Thanks so much, Anne, for all of this great information. Well, not great, but very educational. I am particularly grateful for the information on autonomic dysreflexia, as I’ve never heard of this condition before and I’m guessing I have the potential to suffer from it. It’s good to know the signs, just in case.
First, I’m sorry about your friend. But I’m confused about your describing the heart attack as having been withdrawal-induced. Is that withdrawal from pain medications? Don’t mean to pry, but I think I may have gone through something like that when I was forced into a cold-turkey detox. Hard to remember the specifics of such a horrific experience, but I was wondering if this would mean I need to be extra careful about watching out for these symptoms in the future?

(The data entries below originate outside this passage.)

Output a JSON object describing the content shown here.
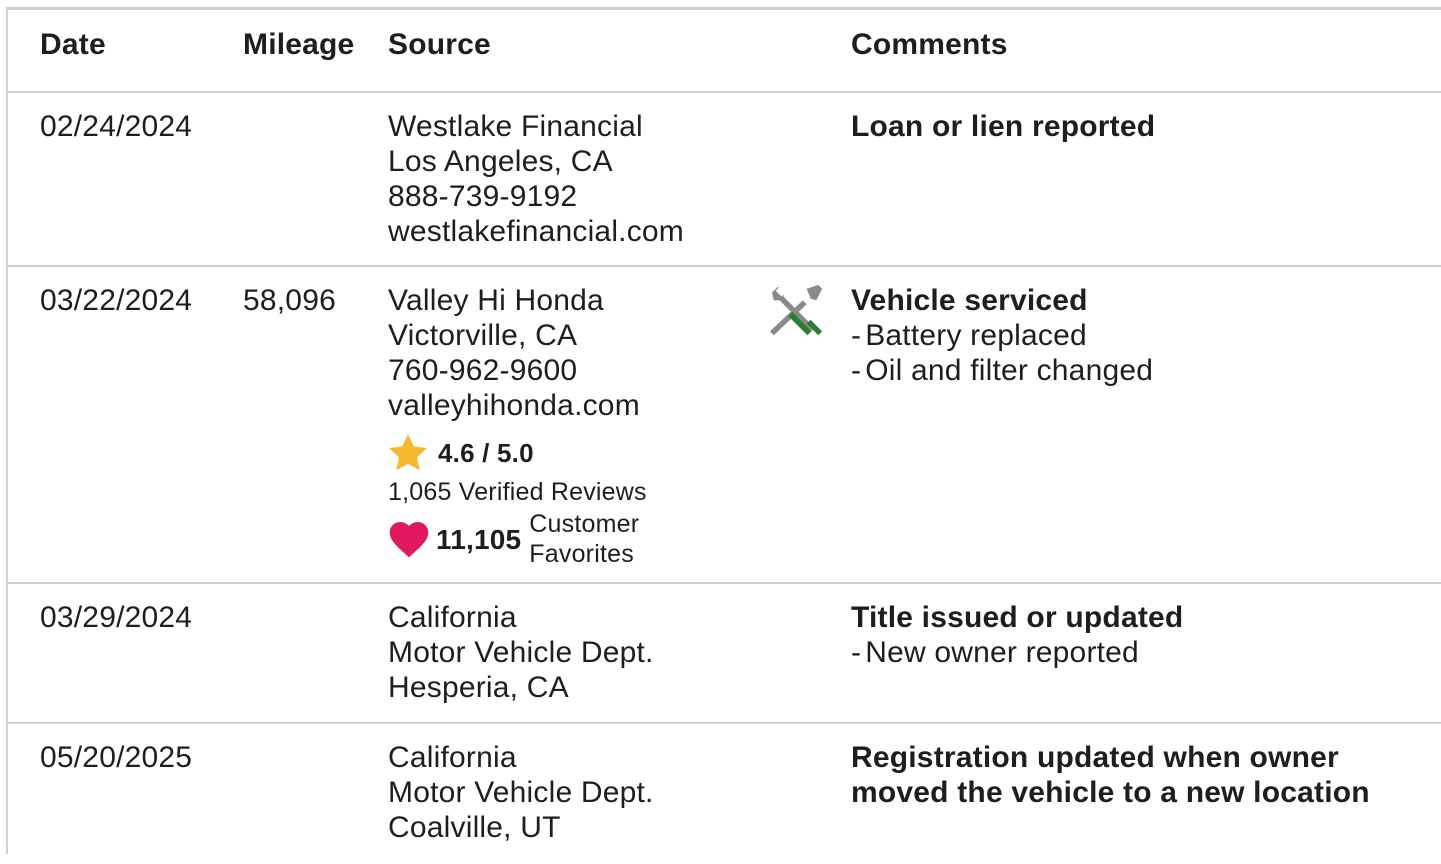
{
  "headers": {
    "date": "Date",
    "mileage": "Mileage",
    "source": "Source",
    "comments": "Comments"
  },
  "records": [
    {
      "date": "02/24/2024",
      "mileage": "",
      "source": [
        "Westlake Financial",
        "Los Angeles, CA",
        "888-739-9192",
        "westlakefinancial.com"
      ],
      "comment_title": "Loan or lien reported",
      "comment_items": []
    },
    {
      "date": "03/22/2024",
      "mileage": "58,096",
      "source": [
        "Valley Hi Honda",
        "Victorville, CA",
        "760-962-9600",
        "valleyhihonda.com"
      ],
      "rating": "4.6 / 5.0",
      "reviews": "1,065 Verified Reviews",
      "favorites_count": "11,105",
      "favorites_label": "Customer Favorites",
      "icon": "wrench-screwdriver-icon",
      "comment_title": "Vehicle serviced",
      "comment_items": [
        "Battery replaced",
        "Oil and filter changed"
      ]
    },
    {
      "date": "03/29/2024",
      "mileage": "",
      "source": [
        "California",
        "Motor Vehicle Dept.",
        "Hesperia, CA"
      ],
      "comment_title": "Title issued or updated",
      "comment_items": [
        "New owner reported"
      ]
    },
    {
      "date": "05/20/2025",
      "mileage": "",
      "source": [
        "California",
        "Motor Vehicle Dept.",
        "Coalville, UT"
      ],
      "comment_title": "Registration updated when owner moved the vehicle to a new location",
      "comment_items": []
    }
  ],
  "bullet_dash": "-",
  "colors": {
    "star": "#f5b82e",
    "heart": "#e0185f",
    "wrench_gray": "#8a8a8a",
    "screwdriver_green": "#2e7d32",
    "divider": "#cfcfcf",
    "text": "#1e1e1e"
  }
}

Sorry to make this about me, and I understand all the fears that other patients are worried about. I can see this system being abused, but I also know that there aren’t enough palliative care systems in our health care. Thanks again, Anne.
You might look at this as a type of genocide — and it’s obviously all about saving money for health insurance companies — but it’s important for patients to have these kinds of options.